Тот его включил, и первым на экране появилось не название сотового оператора или производителя телефона, а большой золотой восклицательный знак на черном фоне. Знак не исчезал, пока мистер Буллок не ввел пятизначный код, после чего нижняя точка превратилась в фотографию моего улыбающегося лица. Мистер Буллок довольно кивнул, выключил телефон и вернул его мне.
— Видишь ли, сынок, он не посылает сигнал о твоем местоположении, как все остальные дурацкие телефоны. И не идентифицирует владельца. Если тебе надо позвонить, или отправить смс, или посмотреть что-то в Интернете, пока ты здесь — да если и не здесь, — пользуйся только этим телефоном.
— Другого у меня и нет, сэр. Его дала мне миссис Фишер.
— Сама босс. Тогда ладно. Мне сказали, что ты путешествуешь налегке, как мушка-однодневка, но тебе не помешает обзавестись какими-никакими ломиками.
— Да, сэр.
Из отделения, в котором лежала куртка, я вытащил несессер с электрической бритвой и туалетными принадлежностями, а из второго — дорожную сумку с джинсами, парой футболок, нижним бельем и носками на смену.
— Они каким-то образом узнали, на чем я приеду. Пару часов назад у нас случилось небольшое недоразумение. Мотоцикл засвечен.
— Значит, раскромсаем его на куски и расплавим.
Я понял, что он говорит на полном серьезе.
— Это немного чересчур, вам не кажется?
— Ничуть, когда имеешь дело с теми парнями.

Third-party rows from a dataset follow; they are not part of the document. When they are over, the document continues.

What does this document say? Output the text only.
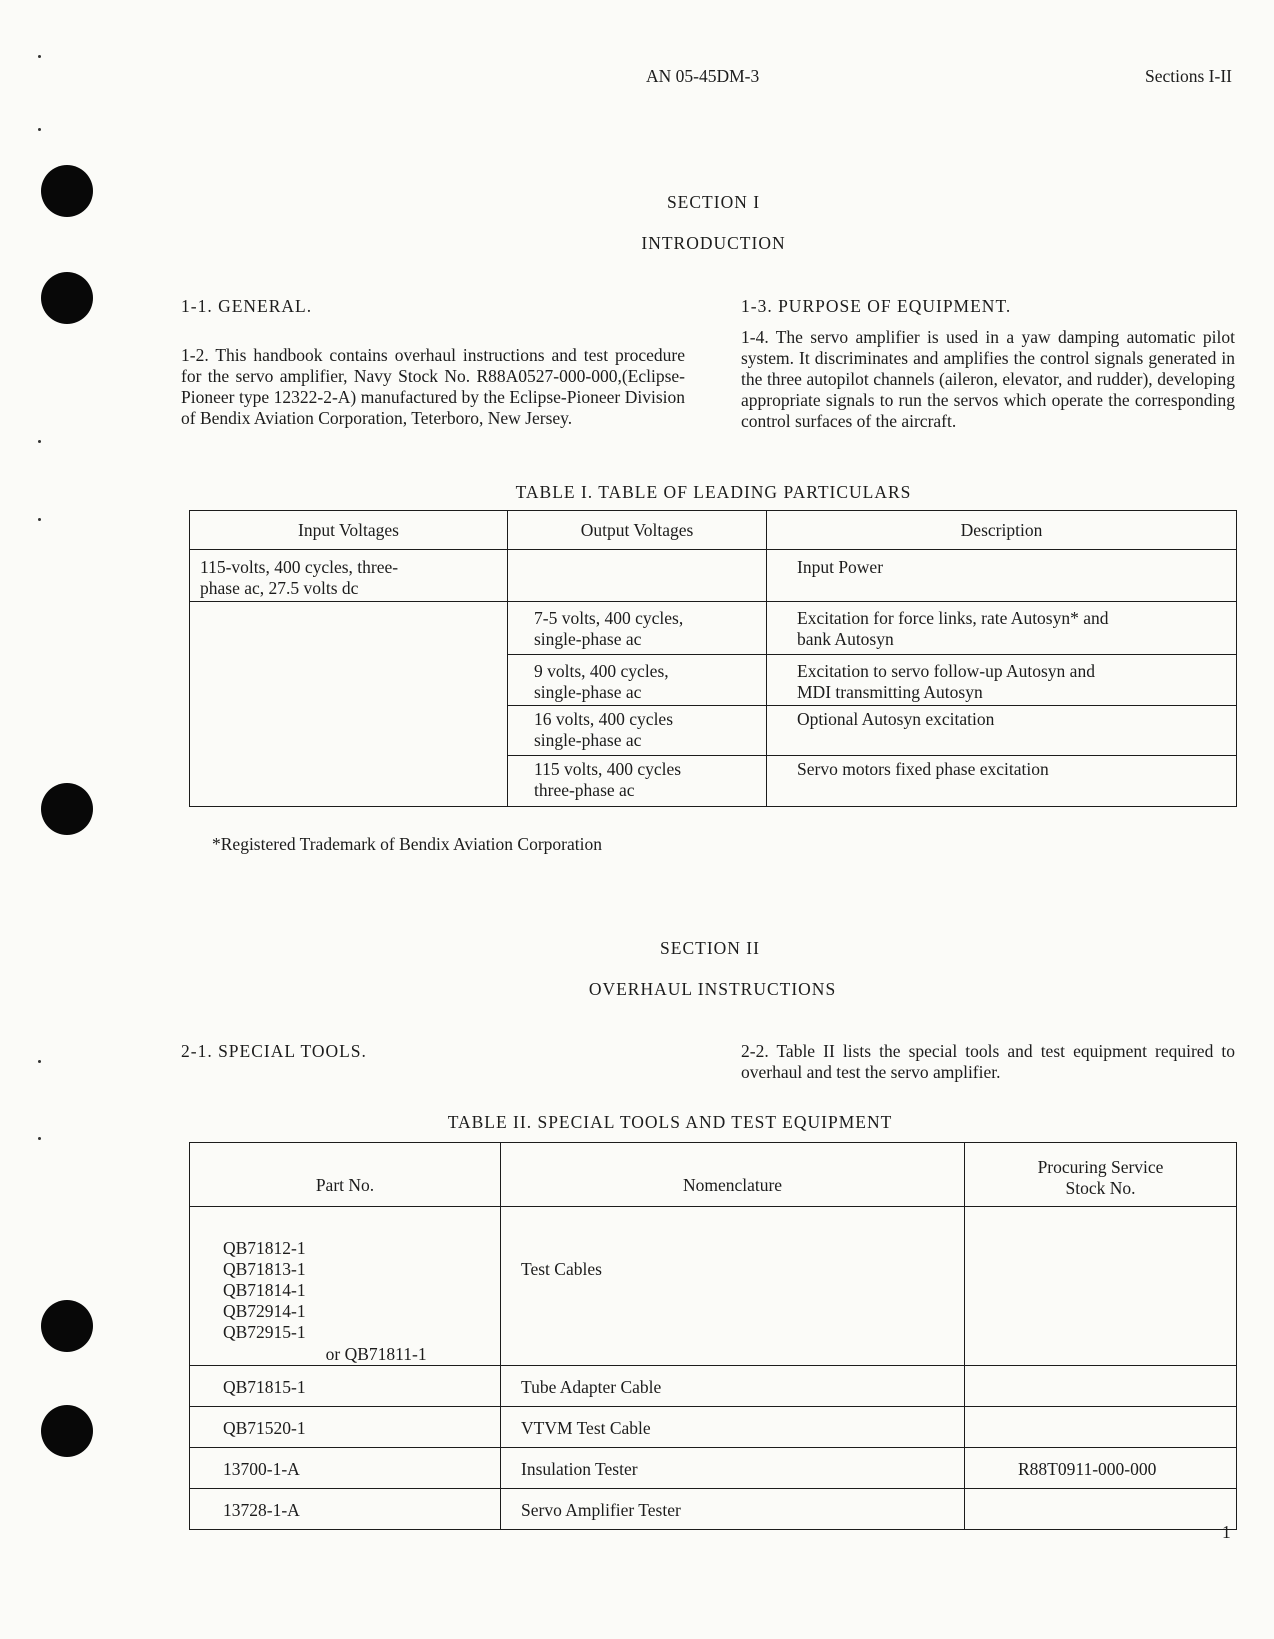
AN 05-45DM-3	Sections I-II
SECTION I
INTRODUCTION
1-1. GENERAL.

1-2. This handbook contains overhaul instructions and test procedure for the servo amplifier, Navy Stock No. R88A0527-000-000,(Eclipse-Pioneer type 12322-2-A) manufactured by the Eclipse-Pioneer Division of Bendix Aviation Corporation, Teterboro, New Jersey.

1-3. PURPOSE OF EQUIPMENT.

1-4. The servo amplifier is used in a yaw damping automatic pilot system. It discriminates and amplifies the control signals generated in the three autopilot channels (aileron, elevator, and rudder), developing appropriate signals to run the servos which operate the corresponding control surfaces of the aircraft.

TABLE I. TABLE OF LEADING PARTICULARS
Input Voltages	Output Voltages	Description
115-volts, 400 cycles, three-
phase ac, 27.5 volts dc		Input Power
	7-5 volts, 400 cycles,
single-phase ac	Excitation for force links, rate Autosyn* and
bank Autosyn
	9 volts, 400 cycles,
single-phase ac	Excitation to servo follow-up Autosyn and
MDI transmitting Autosyn
	16 volts, 400 cycles
single-phase ac	Optional Autosyn excitation
	115 volts, 400 cycles
three-phase ac	Servo motors fixed phase excitation
*Registered Trademark of Bendix Aviation Corporation
SECTION II
OVERHAUL INSTRUCTIONS
2-1. SPECIAL TOOLS.	2-2. Table II lists the special tools and test equipment required to overhaul and test the servo amplifier.

TABLE II. SPECIAL TOOLS AND TEST EQUIPMENT
Part No.	Nomenclature	Procuring Service
Stock No.

QB71812-1
QB71813-1
QB71814-1
QB72914-1
QB72915-1or QB71811-1	Test Cables	
QB71815-1	Tube Adapter Cable	
QB71520-1	VTVM Test Cable	
13700-1-A	Insulation Tester	R88T0911-000-000
13728-1-A	Servo Amplifier Tester	
1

Я посмотрел на великолепного «Большого пса».
— Жаль.
— Давай-ка помогу. — Мистер Буллок забрал у меня сумку. — Больше всего ненавижу, когда от меня никакой пользы.
Я закрыл крышку кофра, и он добавил:
— Как я понял, приличной пушки у тебя нет.
— Ни приличной, ни неприличной, сэр.
У мистера Буллока были голубые глаза, и когда он щурился, казалось, что они делались ярче, будто цвет уплотнялся.
— Как вышло, что ты разъезжаешь по округе, полной мерзавцев, и всем этим пустошам, кишащим змеями и хищниками, без чертовой пушки?
— Не люблю оружие, мистер Буллок.
— Не обязательно его любить, чтобы понимать, что без него не обойтись. Я не люблю делать колоноскопию каждые пять лет, но стискиваю зубы, скидываю штаны и терплю.